Страдали и мои глаза — постоянно зудящие, красные, опухшие и слезящиеся — припоминать и того больно — они грозили меня мучить на протяжении всех месяцев весны и лета. Безусловно, через недолгое время моих претерпеваний — не прошло и месяца — моему окружению, среди лиц которого были и родители, и друзья, и слуги, и другие, стало ясным моё мнение по поводу переезда в эти «незабываемые, солнечные края», как сей курорт нам рекламировали барды из туристического агентства. И как ни искались средства и лекарства, они всё не находились, и с каждым днём надежда на исправление моего неудачного отдыха меркла и меркла, вскоре дойдя до точки невозврата, когда я твёрдо решил, что буду плыть отсюда первой мачтой, показавшейся мне в морской дали. Безусловно, как потом окажется, по причинам вполне себе прозаическим (девочка, чай) я не отплыву, и несомненно нисколько об этом не пожалею.

Именно таким предстал мне Иэль, и именно так началась моя настоящая, незабываемая, единственная в своём роде Иэльская пора. Вспоминаю о нёй с трепетом, сожалением и любовью.

Тогда, стоя на причале, я учуял запах, заставивший меня отвернуть взгляд от приближающегося к гавани судна и, следуя за носом, всмотреться в прибрежную портовую кафешку — с дубовой, полированной сотнями рук столешницей, добротными высокими стульями-табуретками и мерцающим запахом чая. Запах тот сопровождался белой улыбкой девушки, тогда ещё совсем молодой, но чуть старше меня, с каштановыми волосами, из-за ветра постоянно вьющимися и колыхающимися.

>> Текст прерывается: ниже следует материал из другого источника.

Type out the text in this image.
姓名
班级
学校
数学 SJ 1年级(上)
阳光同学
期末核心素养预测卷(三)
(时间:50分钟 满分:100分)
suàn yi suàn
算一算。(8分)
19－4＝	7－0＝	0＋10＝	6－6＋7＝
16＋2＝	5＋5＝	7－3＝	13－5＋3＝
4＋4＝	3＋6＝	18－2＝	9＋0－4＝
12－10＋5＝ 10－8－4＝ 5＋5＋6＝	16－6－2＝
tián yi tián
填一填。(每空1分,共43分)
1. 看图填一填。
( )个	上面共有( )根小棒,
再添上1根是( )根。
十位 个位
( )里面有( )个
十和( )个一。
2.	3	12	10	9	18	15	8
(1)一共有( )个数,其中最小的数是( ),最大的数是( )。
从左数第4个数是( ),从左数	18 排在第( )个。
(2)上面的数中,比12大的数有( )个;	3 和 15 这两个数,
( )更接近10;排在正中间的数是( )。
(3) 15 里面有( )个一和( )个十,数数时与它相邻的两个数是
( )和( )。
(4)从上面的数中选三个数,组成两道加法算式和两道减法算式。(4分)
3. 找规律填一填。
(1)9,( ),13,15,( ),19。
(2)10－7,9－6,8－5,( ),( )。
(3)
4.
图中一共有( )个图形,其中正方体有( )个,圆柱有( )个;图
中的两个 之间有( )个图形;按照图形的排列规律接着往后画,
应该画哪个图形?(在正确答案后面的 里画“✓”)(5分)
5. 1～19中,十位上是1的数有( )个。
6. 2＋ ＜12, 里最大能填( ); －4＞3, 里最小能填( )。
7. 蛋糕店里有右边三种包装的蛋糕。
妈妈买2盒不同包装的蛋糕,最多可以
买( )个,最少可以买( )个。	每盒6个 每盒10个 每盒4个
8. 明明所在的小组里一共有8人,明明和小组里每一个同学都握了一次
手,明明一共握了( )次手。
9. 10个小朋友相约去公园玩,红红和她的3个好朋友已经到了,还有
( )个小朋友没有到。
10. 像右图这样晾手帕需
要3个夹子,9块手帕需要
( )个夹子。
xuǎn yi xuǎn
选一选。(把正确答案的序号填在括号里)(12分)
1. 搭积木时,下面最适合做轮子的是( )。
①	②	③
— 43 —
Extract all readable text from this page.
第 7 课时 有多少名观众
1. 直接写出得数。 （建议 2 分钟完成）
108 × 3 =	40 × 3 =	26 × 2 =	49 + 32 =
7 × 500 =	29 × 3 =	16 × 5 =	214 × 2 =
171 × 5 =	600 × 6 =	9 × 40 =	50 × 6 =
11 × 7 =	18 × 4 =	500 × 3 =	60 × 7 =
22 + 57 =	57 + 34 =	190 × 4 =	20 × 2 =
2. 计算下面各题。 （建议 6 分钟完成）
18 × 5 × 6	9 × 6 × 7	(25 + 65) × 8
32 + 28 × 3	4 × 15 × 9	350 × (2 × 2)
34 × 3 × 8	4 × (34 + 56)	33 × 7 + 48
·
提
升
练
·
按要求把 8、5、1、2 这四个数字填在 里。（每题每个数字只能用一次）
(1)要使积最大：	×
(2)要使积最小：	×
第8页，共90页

Когда я подошёл, чтобы чего-нибудь заказать и заодно поинтересоваться, чем это так соблазнительно пахнет, девушка собирала волосы в хвост. Хотя это и выглядело практично, не могу не сказать, что, на мой взгляд, распущенные ей шли гораздо больше. Заглядывая вперёд — в будущее, я стал свидетелем того, как она, находясь в неуравновешенном состоянии, отсекала свои пахнущие крокедом волосы прямо на моих глазах, — произошло то давним предзакатным вечером под небом и раскидистой сенью огромного дуба, на террасе, утопленной в здании. Тогда, вбежав ко мне, она с силой распахнула стеклянную дверь. Что-то выговаривая, пошевелила губами, сжала кулачки и взглянула на меня с ненавистью. И с таким милым-милым, слегка припухшим, заплаканным личиком.

Я не удержался и, проявив хладнокровность, тем же днём поставил своему оппоненту, — Александру Дейминскому, до этого скрытому и, пожалуй, пусть таким и остающемуся, — форсированный шах и мат в финальной партии за девушку, так желаемую нами обоими.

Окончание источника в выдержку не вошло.